Por Javier Compás.
Cualquier excusa es buena para regresar al viejo barrio. Cruzar el puente de Triana es, para mí, cruzar las lindes de la memoria. Pero pisar las calles del arrabal un Viernes Santo es algo muy especial. Antes lo hacía con la capa de merino y el antifaz negro con su gran cruz blanca, camino del Patrocinio, cuando colgué el capirote el día no era menos intenso.

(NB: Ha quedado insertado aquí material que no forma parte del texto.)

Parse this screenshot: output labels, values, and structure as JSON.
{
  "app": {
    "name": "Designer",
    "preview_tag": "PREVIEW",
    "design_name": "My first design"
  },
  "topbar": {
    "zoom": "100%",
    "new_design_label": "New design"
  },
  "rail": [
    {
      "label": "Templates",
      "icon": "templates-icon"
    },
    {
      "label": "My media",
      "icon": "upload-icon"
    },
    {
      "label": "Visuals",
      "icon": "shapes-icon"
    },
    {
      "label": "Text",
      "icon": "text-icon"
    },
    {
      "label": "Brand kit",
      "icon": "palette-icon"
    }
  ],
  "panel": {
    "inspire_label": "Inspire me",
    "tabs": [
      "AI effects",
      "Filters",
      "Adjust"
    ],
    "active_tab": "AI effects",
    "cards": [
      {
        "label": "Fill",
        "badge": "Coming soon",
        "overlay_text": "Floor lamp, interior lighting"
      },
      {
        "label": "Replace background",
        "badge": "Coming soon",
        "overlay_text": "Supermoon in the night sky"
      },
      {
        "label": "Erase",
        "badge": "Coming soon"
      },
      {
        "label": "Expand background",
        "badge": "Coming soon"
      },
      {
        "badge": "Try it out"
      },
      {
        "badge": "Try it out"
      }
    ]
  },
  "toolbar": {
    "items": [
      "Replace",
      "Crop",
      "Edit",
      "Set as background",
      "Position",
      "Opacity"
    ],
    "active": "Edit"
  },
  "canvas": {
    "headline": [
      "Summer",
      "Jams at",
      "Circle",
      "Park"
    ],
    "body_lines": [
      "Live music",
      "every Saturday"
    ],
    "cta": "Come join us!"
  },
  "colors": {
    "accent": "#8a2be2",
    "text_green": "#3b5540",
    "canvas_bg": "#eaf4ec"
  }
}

Temprano, en la mañana soleada donde la luz primera tras la Madrugada hacía resaltar los muros recién encalados de Fabié, de Rodrigo de Triana, del Callejón Valladares, de Rocío, de Pelay Correa, iba al encuentro de los “marineros”, de esos que van de terciopelo morado y verde, de capa de lana blanca. Temprano, para que me diera tiempo de tomar un café con leche y una torrija, esperando la revirá del caballo por la esquina de Luca de Tena, con el fondo blanquísimo del colegio Reina Victoria, que es como los sevillanos nombramos al Colegio José María del Campo, que construyó gratis Aníbal González.
El paladar dulce de la torrija marida perfectamente con las notas especiadas que los incensarios lanzan al cielo de Triana cuando el Cristo de las Tres Caídas asoma desde la “Cava de los Gitanos”. Dulce Esperanza, su ancla nos fondea en la memoria de nuestra infancia, pantalón corto, a hombros de aquel coloso que para todos los niños es su padre, alto, fuerte, soportando la carga del mundo y para él, esa mañana, no había más mundo que sus hijos, él, que era de los Gitanos, de la Puerta Osario, trianero de adopción por amor a una trianera.
La Virgen se va Pureza arriba a su capilla marinera. Las horas que quedan, con el sol alto, será un deambular por los bares del barrio, buscando la pavía de bacalao, el bacalao con tomate, los garbanzos con espinacas, las tortillitas de camarones, los chocos fritos, que para eso es Viernes Santo y a los sevillanos, más papistas que el Papa, no nos importa que la Iglesia nos dispense de la vigilia.
Y subimos Castilla, pasamos Chapina y, antes de llegar a la penumbra de los carteles de toros, de las arpilleras, de la larga barra de madera, del Sol y Sombra, la vieja casa, la de los dos patios, la de los niños, siempre en la calle, jugando a policías y ladrones, a “piola”, al futbol con la pelota improvisada de papel de viejos periódicos y cinta aislante.
La tarde se nubla. El Cachorro ya tiene su telón de fondo de nubes de tormenta. Igual que aquel viernes se abrió el cielo sobre el Monte de la Calavera, nuestro Gólgota va desde el Patrocinio hasta el Puente de Triana. Jesús mira al cielo y pide al Padre que no llueva, que mantenga ese cielo nublado y esa leve brisa que le haga más breve el tránsito. Las aguas plateadas del río, reflejan los dorados de la canastilla rebosada de claveles rojos. Discreta y triste, detrás de su agonía, María camina bajo un palio calado.
Pero el Viernes Santo la calle Castilla se estira, en un todo sin fin, hasta la Magdalena. La cruz de carey del Nazareno de La O, ya está en la calle, sus penitentes de morado intenso cargan la suya detrás del Maestro, “coge tu cruz y sígueme”. Y se cierra el círculo, nunca mejor dicho, La O, el vientre de la Esperanza, el que dará su fruto pocos días después, sostenemos esa O final del coro, símbolo de la expectante espera por la llegada del Mesías. Y la vida comienza de nuevo.